Engenheiro químico e sociólogo, CEO da TroianoBranding. Escreve sobre o papel estratégico das marcas para a economia e a sociedade

Entre malandros e caxias

Políticos e religiosos estão muito mais avançados do que nós, profissionais de mercado, na compreensão dessa complexa realidade “molecular”

Vitória
Publicado em 05/02/2025 às 03h00

Ler diariamente jornal, ou ver TV e navegar em redes sociais, me fez lembrar que o pêndulo de nosso país continua oscilando entre os dois modelos de identidade nacional. Somos uma molécula com esses dois átomos: malandros e caxias.

Não inventei nada! Apenas me lembrei de que é mais verdadeiro do que nunca o vaticínio do nosso sociólogo Roberto Da Matta no seu “Carnaval, malandros e heróis” (1983). Parece que, quanto mais passa o tempo, cada vez somos mais parecidos com nós mesmos. Acho que o mais saudável não é tentar se libertar dessas raízes primordiais que dão forma ao ego nacional. Mas saber lidar com elas da melhor forma.

Quem é o malandro? Um ser totalmente deslocado das regras formais. Avesso à dureza do trabalho, individualizado pelo modo de andar, falar, vestir-se. No limite, o malandro pode vir a ser o delinquente. O que é apenas uma possibilidade não muito remota, mas, cá entre nós, sem dúvida uma possibilidade.

Mas, no seu lado luz, o malandro é o que é mais livre para ser criativo, para ir além das fronteiras sancionadas socialmente. Eu me lembro de um delegado importante e dedicado nos dizer o seguinte, depois de um roubo de celular que complicou nossa vida: “Eles estão sempre um pouco mais à nossa frente na maligna criatividade com que essa gente opera”.

E o caxias? É aquele comprometido com o reforço da ordem social e deseja mantê-la tal como ela é. Tem muito apego à disciplina e a comportamentos pautados pelo que é socialmente aceito. No limite, quando esses traços se acentuam, o caxias vira o trouxa, o que também é apenas uma possibilidade. Mas ele também é banhado em luz. O que ele é, como ele vive, a resistência à transgressão é o que evita a explosão da anomia na sociedade. É a raiz da estabilidade. E nesse sentido é pura luz.

Mas há um terceiro átomo na molécula. O renunciador, segundo o sociólogo. Aquele que “deve abandonar o mundo material, viver para o grupo, deixando de lado seus interesses egoísticos. Não pode mais contar com as leis, decretos e hierarquias de seu grupo original” (sic).
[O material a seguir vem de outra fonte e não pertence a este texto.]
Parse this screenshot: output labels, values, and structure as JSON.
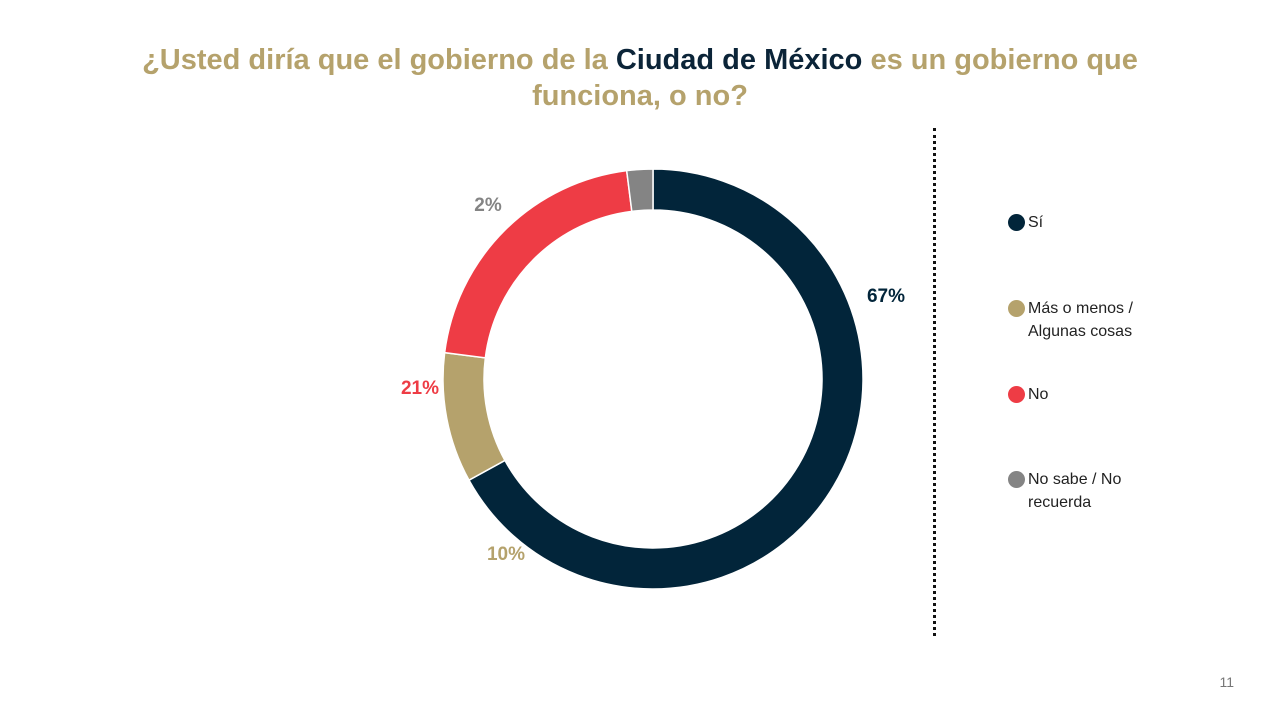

Quando trabalhei na aculturação do fantástico 4Cs da Young & Rubicam para o Brasil e América Latina, esse perfil de pessoas eram tratados como Os Esperançosos. Nada os impede de acreditar de que há uma recompensa que virá em algum momento.

Hoje não acredito mais que estamos diante de tipos absolutamente puros, ou seja, em átomos que não dialogam e não trocam “elétrons”. Acredito muito mais em interfaces, tangências e várias espécies de combinação entre eles. E, quem sabe, gente que abandona um dos tipos para viver outro. Chico Buarque já nos disse isso há um bom tempo.

“Mas o malandro pra valer

Não espalha

Aposentou a navalha

Tem mulher e filho e tralha e tal

Dizem as más línguas que ele até trabalha

Mora lá longe e chacoalha

Num trem da Central”

Em 99% do tempo, somos essa composição “molecular”, com dosagens distintas dos três átomos.

Ópera do Malandro
Cena do filme "Ópera do Malandro", dirigido por Ruy Guerra, uma adaptação cinematográfica da peça musical homônima de Chico Buarque de Hollanda. Crédito: Divulgação

Mesmo assim, a revelação do Da Matta continua irretocável, quando falamos da originalidade de nossas raízes, da matriz genética que deu forma à nossa argila humana.

Bem que eu gostaria de medir qual é, atualmente, a dosagem de cada uma das três na composição de nossa população. Porém, nunca me atrevi a fazê-lo. Algo me diz, no entanto, que caxias e renunciadores são predominantes. Indicadores? Os trens, metrôs, ônibus apinhados, com corpos amontoados às 7 da manhã e às 5 da tarde. A ginástica financeira no fim do mês. Templos absolutamente repletos e musicais. Um certo ar geral de aceitação resignada e complacência. Nada que lembre a violência do episódio que vimos no filme “Parasita”.

Políticos e religiosos estão muito mais avançados do que nós, profissionais de mercado, na compreensão dessa complexa realidade “molecular”. Eles têm uma fina sensibilidade tátil que nossos artefatos de análise e nosso afastamento do mundo aí fora ainda não garantem a mesma compreensão.

Este texto não traduz, necessariamente, a opinião de A Gazeta.